Concernant l’organisation politique du scrutin, au moins huit regroupements ont officiellement déposé leur dossier auprès du CEP avant la date limite du 31 juillet, marquant la fin de la phase d’enregistrement. L’institution électorale n’a toutefois pas encore communiqué le nombre exact de partis et structures composant chacun de ces regroupements. L’examen des dossiers et l’agrément des regroupements doivent se poursuivre au cours de la semaine du 10 au 14 août, a précisé Jacques Desrosiers.

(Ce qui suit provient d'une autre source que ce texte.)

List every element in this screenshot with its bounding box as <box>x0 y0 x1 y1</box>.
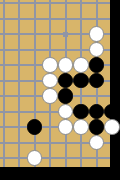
intersection-O3[interactable] <box>27 135 43 151</box>
intersection-O4[interactable] <box>27 119 43 135</box>
intersection-P4[interactable] <box>42 119 58 135</box>
intersection-P3[interactable] <box>42 135 58 151</box>
intersection-Q11[interactable] <box>58 11 74 27</box>
intersection-Q12[interactable] <box>58 0 74 11</box>
black-stone <box>89 57 105 73</box>
intersection-N12[interactable] <box>11 0 27 11</box>
intersection-T9[interactable] <box>104 42 120 58</box>
black-stone <box>89 119 105 135</box>
intersection-S1[interactable] <box>89 166 105 180</box>
black-stone <box>73 104 89 120</box>
intersection-O2[interactable] <box>27 150 43 166</box>
intersection-M9[interactable] <box>0 42 11 58</box>
intersection-M6[interactable] <box>0 88 11 104</box>
intersection-T2[interactable] <box>104 150 120 166</box>
intersection-S2[interactable] <box>89 150 105 166</box>
white-stone <box>58 57 74 73</box>
white-stone <box>42 73 58 89</box>
intersection-O9[interactable] <box>27 42 43 58</box>
intersection-R5[interactable] <box>73 104 89 120</box>
intersection-P9[interactable] <box>42 42 58 58</box>
intersection-O12[interactable] <box>27 0 43 11</box>
intersection-T3[interactable] <box>104 135 120 151</box>
intersection-O5[interactable] <box>27 104 43 120</box>
intersection-O11[interactable] <box>27 11 43 27</box>
intersection-N9[interactable] <box>11 42 27 58</box>
intersection-P2[interactable] <box>42 150 58 166</box>
intersection-T6[interactable] <box>104 88 120 104</box>
intersection-P10[interactable] <box>42 26 58 42</box>
intersection-Q4[interactable] <box>58 119 74 135</box>
intersection-N10[interactable] <box>11 26 27 42</box>
intersection-M2[interactable] <box>0 150 11 166</box>
intersection-S6[interactable] <box>89 88 105 104</box>
intersection-M7[interactable] <box>0 73 11 89</box>
intersection-T8[interactable] <box>104 57 120 73</box>
intersection-M5[interactable] <box>0 104 11 120</box>
intersection-R11[interactable] <box>73 11 89 27</box>
intersection-M1[interactable] <box>0 166 11 180</box>
intersection-O10[interactable] <box>27 26 43 42</box>
intersection-S12[interactable] <box>89 0 105 11</box>
black-stone <box>104 104 120 120</box>
black-stone <box>73 73 89 89</box>
intersection-N2[interactable] <box>11 150 27 166</box>
intersection-R1[interactable] <box>73 166 89 180</box>
intersection-S8[interactable] <box>89 57 105 73</box>
intersection-T1[interactable] <box>104 166 120 180</box>
intersection-T12[interactable] <box>104 0 120 11</box>
intersection-T11[interactable] <box>104 11 120 27</box>
intersection-P1[interactable] <box>42 166 58 180</box>
intersection-S9[interactable] <box>89 42 105 58</box>
white-stone <box>27 150 43 166</box>
intersection-O8[interactable] <box>27 57 43 73</box>
intersection-S3[interactable] <box>89 135 105 151</box>
black-stone <box>58 73 74 89</box>
stone-grid <box>0 0 120 180</box>
intersection-O7[interactable] <box>27 73 43 89</box>
intersection-N6[interactable] <box>11 88 27 104</box>
intersection-S5[interactable] <box>89 104 105 120</box>
intersection-R12[interactable] <box>73 0 89 11</box>
intersection-Q7[interactable] <box>58 73 74 89</box>
white-stone <box>89 26 105 42</box>
go-board <box>0 0 120 180</box>
intersection-S11[interactable] <box>89 11 105 27</box>
intersection-Q3[interactable] <box>58 135 74 151</box>
intersection-R8[interactable] <box>73 57 89 73</box>
black-stone <box>89 104 105 120</box>
intersection-Q2[interactable] <box>58 150 74 166</box>
intersection-R6[interactable] <box>73 88 89 104</box>
intersection-M8[interactable] <box>0 57 11 73</box>
white-stone <box>42 57 58 73</box>
black-stone <box>58 88 74 104</box>
intersection-R10[interactable] <box>73 26 89 42</box>
intersection-O6[interactable] <box>27 88 43 104</box>
black-stone <box>89 73 105 89</box>
intersection-T4[interactable] <box>104 119 120 135</box>
white-stone <box>89 42 105 58</box>
intersection-T10[interactable] <box>104 26 120 42</box>
intersection-R9[interactable] <box>73 42 89 58</box>
intersection-P11[interactable] <box>42 11 58 27</box>
intersection-R2[interactable] <box>73 150 89 166</box>
white-stone <box>89 135 105 151</box>
white-stone <box>73 119 89 135</box>
intersection-Q8[interactable] <box>58 57 74 73</box>
intersection-M3[interactable] <box>0 135 11 151</box>
intersection-Q9[interactable] <box>58 42 74 58</box>
intersection-Q10[interactable] <box>58 26 74 42</box>
intersection-M12[interactable] <box>0 0 11 11</box>
intersection-N11[interactable] <box>11 11 27 27</box>
white-stone <box>104 119 120 135</box>
intersection-R3[interactable] <box>73 135 89 151</box>
intersection-N3[interactable] <box>11 135 27 151</box>
intersection-R4[interactable] <box>73 119 89 135</box>
intersection-O1[interactable] <box>27 166 43 180</box>
intersection-N5[interactable] <box>11 104 27 120</box>
intersection-N7[interactable] <box>11 73 27 89</box>
intersection-M11[interactable] <box>0 11 11 27</box>
intersection-S10[interactable] <box>89 26 105 42</box>
intersection-P8[interactable] <box>42 57 58 73</box>
intersection-S4[interactable] <box>89 119 105 135</box>
intersection-N1[interactable] <box>11 166 27 180</box>
white-stone <box>73 57 89 73</box>
intersection-Q5[interactable] <box>58 104 74 120</box>
intersection-P7[interactable] <box>42 73 58 89</box>
intersection-N4[interactable] <box>11 119 27 135</box>
intersection-N8[interactable] <box>11 57 27 73</box>
intersection-S7[interactable] <box>89 73 105 89</box>
intersection-P5[interactable] <box>42 104 58 120</box>
black-stone <box>27 119 43 135</box>
intersection-M4[interactable] <box>0 119 11 135</box>
intersection-T5[interactable] <box>104 104 120 120</box>
intersection-Q1[interactable] <box>58 166 74 180</box>
intersection-T7[interactable] <box>104 73 120 89</box>
white-stone <box>58 119 74 135</box>
white-stone <box>42 88 58 104</box>
white-stone <box>58 104 74 120</box>
intersection-R7[interactable] <box>73 73 89 89</box>
intersection-P12[interactable] <box>42 0 58 11</box>
intersection-Q6[interactable] <box>58 88 74 104</box>
intersection-P6[interactable] <box>42 88 58 104</box>
intersection-M10[interactable] <box>0 26 11 42</box>
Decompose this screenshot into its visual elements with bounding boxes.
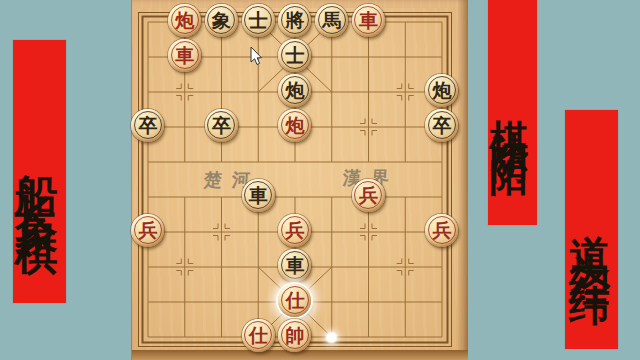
piece-glyph: 士 <box>249 10 268 29</box>
piece-glyph: 炮 <box>285 115 304 134</box>
piece-glyph: 兵 <box>432 220 451 239</box>
piece-red[interactable]: 車 <box>168 39 201 72</box>
piece-red[interactable]: 仕 <box>278 284 311 317</box>
piece-red[interactable]: 炮 <box>278 109 311 142</box>
piece-black[interactable]: 士 <box>278 39 311 72</box>
piece-black[interactable]: 象 <box>205 4 238 37</box>
piece-red[interactable]: 車 <box>352 4 385 37</box>
piece-glyph: 兵 <box>285 220 304 239</box>
piece-glyph: 車 <box>359 10 378 29</box>
piece-glyph: 帥 <box>285 325 304 344</box>
piece-glyph: 車 <box>175 45 194 64</box>
piece-red[interactable]: 兵 <box>425 214 458 247</box>
piece-glyph: 仕 <box>285 290 304 309</box>
piece-red[interactable]: 帥 <box>278 319 311 352</box>
piece-black[interactable]: 馬 <box>315 4 348 37</box>
piece-black[interactable]: 車 <box>242 179 275 212</box>
piece-glyph: 將 <box>285 10 304 29</box>
piece-black[interactable]: 卒 <box>131 109 164 142</box>
piece-glyph: 卒 <box>432 115 451 134</box>
piece-red[interactable]: 炮 <box>168 4 201 37</box>
right-banner-inner: 棋法阴阳 <box>488 0 537 225</box>
xiangqi-app-screen: 船长象棋 楚河 漢界 炮象士將馬車車士炮炮卒卒炮卒車兵兵兵兵車仕仕帥 棋法阴阳 … <box>0 0 640 360</box>
piece-glyph: 炮 <box>175 10 194 29</box>
board-grid[interactable]: 炮象士將馬車車士炮炮卒卒炮卒車兵兵兵兵車仕仕帥 <box>130 5 461 355</box>
piece-glyph: 仕 <box>249 325 268 344</box>
piece-glyph: 馬 <box>322 10 341 29</box>
piece-black[interactable]: 士 <box>242 4 275 37</box>
piece-glyph: 象 <box>212 10 231 29</box>
piece-black[interactable]: 炮 <box>425 74 458 107</box>
piece-glyph: 士 <box>285 45 304 64</box>
piece-glyph: 兵 <box>359 185 378 204</box>
piece-glyph: 車 <box>249 185 268 204</box>
piece-glyph: 卒 <box>212 115 231 134</box>
piece-glyph: 車 <box>285 255 304 274</box>
piece-black[interactable]: 卒 <box>205 109 238 142</box>
piece-red[interactable]: 兵 <box>131 214 164 247</box>
piece-red[interactable]: 兵 <box>278 214 311 247</box>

Le président du CEP a par ailleurs rappelé que l’agrément d’un parti politique ne signifie pas automatiquement qu’il est autorisé à présenter des candidats aux prochaines élections. Les formations devront notamment satisfaire aux exigences fixées par l’institution, parmi lesquelles la mobilisation d’un minimum de 30 000 adhérents.
Sur les 316 partis déjà agréés par le Conseil électoral, certains estiment avoir rempli les conditions nécessaires et ne jugent pas indispensable de rejoindre une structure plus large, selon Jacques Desrosiers. Il appelle toutefois les responsables politiques à s’organiser afin de respecter les exigences du processus électoral.
Des bureaux d’inscription bientôt opérationnels
Alors que des observateurs continuent de critiquer le calendrier électoral, jugé trop ambitieux par certains, le CEP affirme poursuivre ses préparatifs à travers le pays. De nouveaux bureaux d’inscription des électeurs doivent être opérationnels dès la semaine prochaine. L’objectif affiché par l’institution est de disposer à terme d’environ 1 400 centres d’enregistrement afin de faciliter l’accès des citoyens au processus électoral.
Jacques Desrosiers rejette les accusations selon lesquelles le calendrier serait irréaliste. Selon lui, les activités prévues se poursuivent afin de rendre l’appareil électoral opérationnel dans les délais impartis. Le CEP entend maintenir le calendrier électoral révisé, qui prévoit la tenue du premier tour des élections le 13 décembre 2026. Mais l’institution reconnaît que le respect de cette échéance reste largement dépendant de l’amélioration de la situation sécuritaire dans le pays.